In den vorgestellten Profilen liegt der Fokus auf Handlungen und Einstellungen zum NS-Regime. Privates wird nur erwähnt, wenn es für die Haltung zum NS-Regime von Relevanz ist. Recherchegrundlage für diese Datenbank waren bereits vorhandene wissenschaftliche Veröffentlichungen (z. B. von der KZ-Gedenkstätte Neuengamme und dem Institut für Zeitgeschichte), Biographien, Sammelbände und Dissertationen zu Hamburg im Nationalsozialismus, aber auch in diversen Fällen Entnazifizierungsakten und andere Akten und Dokumente, die im Staatsarchiv Hamburg zur Verfügung stehen. Für die Adressenrecherchen wurden die digitalisierten Hamburger Adressbücher von 1933 bis 1943 der Staats- und Universitätsbibliothek genutzt. Trotz größter Sorgfalt beim Zusammentragen der Daten, ist es dennoch möglich, dass Schreibweisen von Namen variieren und Lebensdaten fehlerhaft sind. In den Profilen und den Beschreibungen der Funktionen sowie des „Wirkens“ des Dabeigewesenen konnte nicht komplett auf das NS-Vokabular – der Sprache der Täter – verzichtet werden, dennoch wurde versucht, diesen Anteil gering zu halten und neutralere Umschreibungen zu finden.
Die meisten der aufgeführten Personen wurden schnell nach Kriegsende durch die Entnazifizierungsstellen als entlastet eingestuft, sie mussten sich selten vor Gericht verantworten oder sie wurden aufgrund von Verjährung ihrer Taten nicht juristisch verurteilt. So stellt Can Bozyakali in seiner Dissertation z. B. zum Sondergericht am Hanseatischen Oberlandesgericht fest, dass auch in Hamburg bis Anfang der 1950er Jahre 63% aller Justizjuristen, die am Sondergericht tätig gewesen waren, wieder in den Justiz-Dienst eingestellt wurden. „[…] anhand dieser Werte [kann] von einer ‚Renazifizierung‘ gesprochen werden.“ 5)

Dr. Rita Bake, Dr. Brigitta Huhnke, Katharina Tenti (Stand: Anfang 2016)

1) Mario Erdheim: „I hab manchmal furchtbare Träume … Man vergißts Gott sei Dank immer glei...“ (Herr Karl), in: Meinrad Ziegler, Waltraut Kannonier-Finster: Österreichisches Gedächtnis. Über Erinnern und Vergessen der NS-Vergangenheit. Wien 1993.
2) Wolfram Wette: Deutschlandfunk-Interview am 20.11.2014, anlässlich seines neuen Buches: „Ehre, wem Ehre gebührt. Täter, Widerständler und Retter - 1933-1945“, Bremen 2015.
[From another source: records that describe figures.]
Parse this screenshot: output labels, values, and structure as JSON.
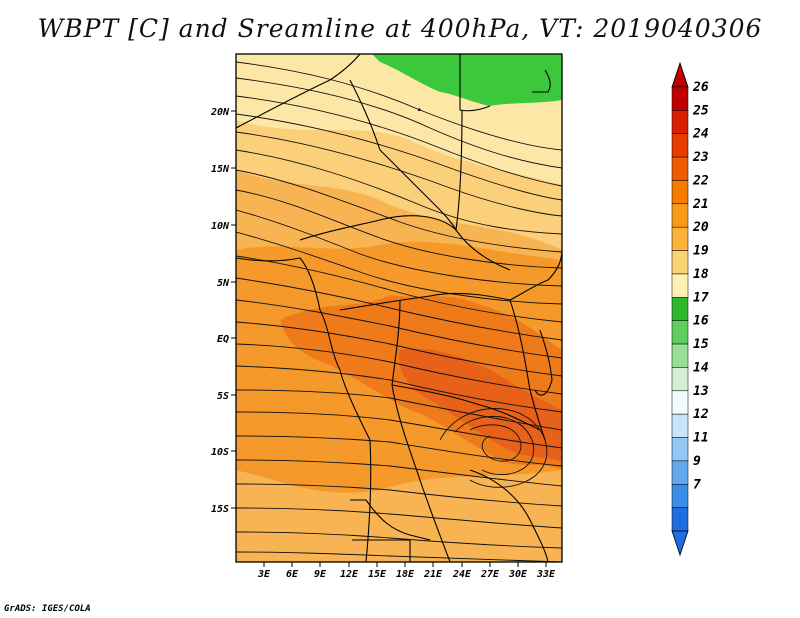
{
  "title": "WBPT [C] and Sreamline at 400hPa, VT: 2019040306",
  "footer": "GrADS: IGES/COLA",
  "lon_labels": [
    "3E",
    "6E",
    "9E",
    "12E",
    "15E",
    "18E",
    "21E",
    "24E",
    "27E",
    "30E",
    "33E"
  ],
  "lat_labels": [
    "20N",
    "15N",
    "10N",
    "5N",
    "EQ",
    "5S",
    "10S",
    "15S"
  ],
  "colorbar": {
    "labels": [
      "26",
      "25",
      "24",
      "23",
      "22",
      "21",
      "20",
      "19",
      "18",
      "17",
      "16",
      "15",
      "14",
      "13",
      "12",
      "11",
      "9",
      "7"
    ],
    "colors": [
      "#c00000",
      "#d82000",
      "#e63c00",
      "#f05a00",
      "#f57c00",
      "#f89a18",
      "#fab43c",
      "#fcd478",
      "#fdf0b0",
      "#2eb82e",
      "#5ecf5e",
      "#96e096",
      "#d4f0d4",
      "#f0fafa",
      "#c8e4fa",
      "#96c8f5",
      "#64a8f0",
      "#3c8ce8",
      "#1e6ee0"
    ]
  },
  "map": {
    "colors": {
      "cool": "#fde7a6",
      "warm": "#f8b452",
      "warmer": "#f59a2a",
      "hot": "#ee7a1a",
      "hotter": "#e8611a",
      "green": "#3cc83c"
    }
  }
}
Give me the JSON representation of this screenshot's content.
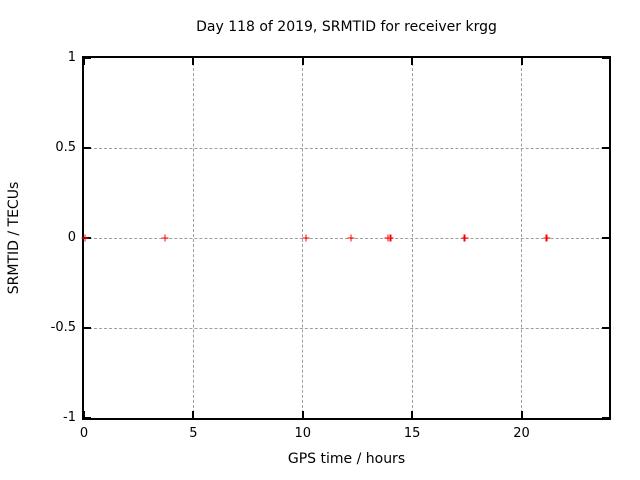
{
  "chart_data": {
    "type": "scatter",
    "title": "Day 118 of 2019, SRMTID for receiver krgg",
    "xlabel": "GPS time / hours",
    "ylabel": "SRMTID / TECUs",
    "xlim": [
      0,
      24
    ],
    "ylim": [
      -1,
      1
    ],
    "xticks": [
      0,
      5,
      10,
      15,
      20
    ],
    "yticks": [
      1,
      0.5,
      0,
      -0.5,
      -1
    ],
    "grid": true,
    "legend_position": "none",
    "colors": {
      "marker": "#ff0000",
      "grid": "#9e9e9e",
      "axis": "#000000",
      "text": "#000000"
    },
    "series": [
      {
        "name": "SRMTID",
        "marker": "plus",
        "color": "#ff0000",
        "points": [
          {
            "x": 0.05,
            "y": 0
          },
          {
            "x": 3.7,
            "y": 0
          },
          {
            "x": 10.15,
            "y": 0
          },
          {
            "x": 12.2,
            "y": 0
          },
          {
            "x": 13.9,
            "y": 0
          },
          {
            "x": 14.0,
            "y": 0
          },
          {
            "x": 17.4,
            "y": 0
          },
          {
            "x": 21.15,
            "y": 0
          }
        ]
      }
    ]
  }
}
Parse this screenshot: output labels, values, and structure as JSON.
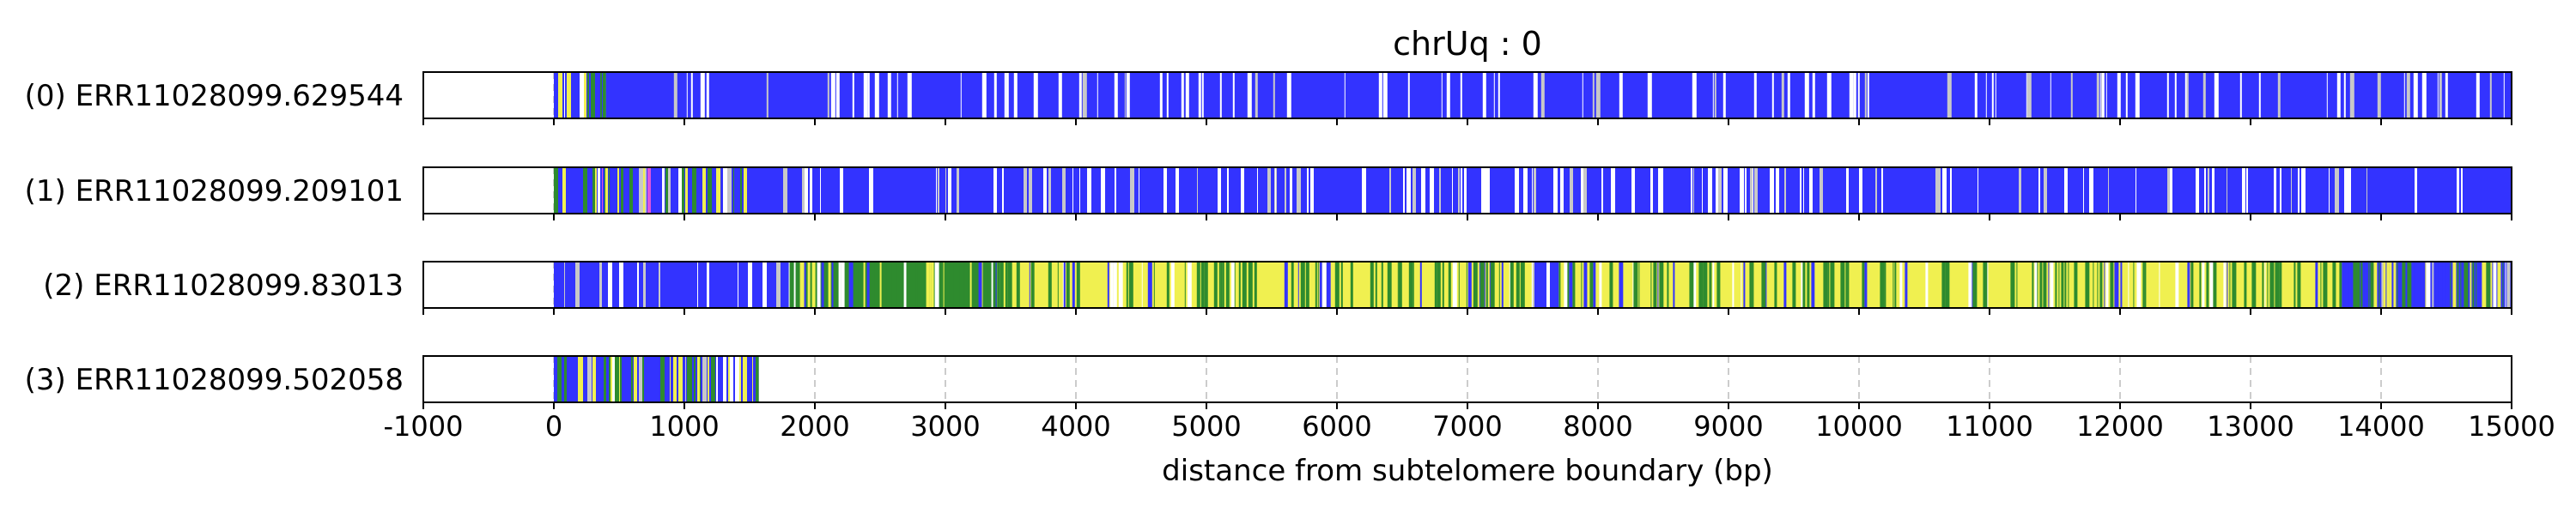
{
  "chart_data": {
    "type": "heatmap",
    "title": "chrUq : 0",
    "xlabel": "distance from subtelomere boundary (bp)",
    "xlim": [
      -1000,
      15000
    ],
    "grid": "x-only, dashed",
    "legend": "none",
    "x_ticks": [
      -1000,
      0,
      1000,
      2000,
      3000,
      4000,
      5000,
      6000,
      7000,
      8000,
      9000,
      10000,
      11000,
      12000,
      13000,
      14000,
      15000
    ],
    "x_tick_labels": [
      "-1000",
      "0",
      "1000",
      "2000",
      "3000",
      "4000",
      "5000",
      "6000",
      "7000",
      "8000",
      "9000",
      "10000",
      "11000",
      "12000",
      "13000",
      "14000",
      "15000"
    ],
    "colors": {
      "blue": "#3333ff",
      "green": "#2e8b2e",
      "yellow": "#f0f050",
      "white": "#ffffff",
      "grey": "#c8c8c8",
      "magenta": "#dd55dd",
      "grid": "#cccccc",
      "frame": "#000000"
    },
    "reads": [
      {
        "label": "(0) ERR11028099.629544",
        "start": 0,
        "end": 15000,
        "segments": [
          {
            "from": 0,
            "to": 400,
            "color": "mixed"
          },
          {
            "from": 400,
            "to": 15000,
            "color": "blue"
          }
        ]
      },
      {
        "label": "(1) ERR11028099.209101",
        "start": 0,
        "end": 15000,
        "segments": [
          {
            "from": 0,
            "to": 1500,
            "color": "mixed"
          },
          {
            "from": 1500,
            "to": 15000,
            "color": "blue"
          }
        ]
      },
      {
        "label": "(2) ERR11028099.83013",
        "start": 0,
        "end": 15000,
        "segments": [
          {
            "from": 0,
            "to": 1800,
            "color": "blue"
          },
          {
            "from": 1800,
            "to": 3400,
            "color": "green"
          },
          {
            "from": 3400,
            "to": 7500,
            "color": "yellow"
          },
          {
            "from": 7500,
            "to": 7700,
            "color": "blue"
          },
          {
            "from": 7700,
            "to": 11700,
            "color": "yellow"
          },
          {
            "from": 11700,
            "to": 13700,
            "color": "yellow"
          },
          {
            "from": 13700,
            "to": 15000,
            "color": "mixed"
          }
        ]
      },
      {
        "label": "(3) ERR11028099.502058",
        "start": 0,
        "end": 1570,
        "segments": [
          {
            "from": 0,
            "to": 1570,
            "color": "mixed"
          }
        ]
      }
    ]
  }
}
3) Raphael Gross: Anständig geblieben. Frankfurt a. M.  2010, S. 17.
4) Wolfgang Benz: „Ich bin schon froh, wenn es nicht schlimmer wird". Der Historiker Wolfgang Benz über die lange Geschichte der Fremdenfeindlichkeit in Deutschland – und was neu ist an den Pegida-Märschen. Interview: Markus Flohr und Gunter Hofmann, in ZEIT online vom 21. Dezember 2015. www.zeit.de/zeit-geschichte/2015/04/wolfgang-benz-pegida-antisemitismus-fremdenfeindlichkeit
5) Can Bozyakali: Das Sondergericht am Hanseatischen Oberlandesgericht: Eine Untersuchung der NS-Sondergerichte unter besonderer Berücksichtigung der Anwendung der Verordnung gegen Volksschädlinge, Frankfurt/ Main 2005, S. 235.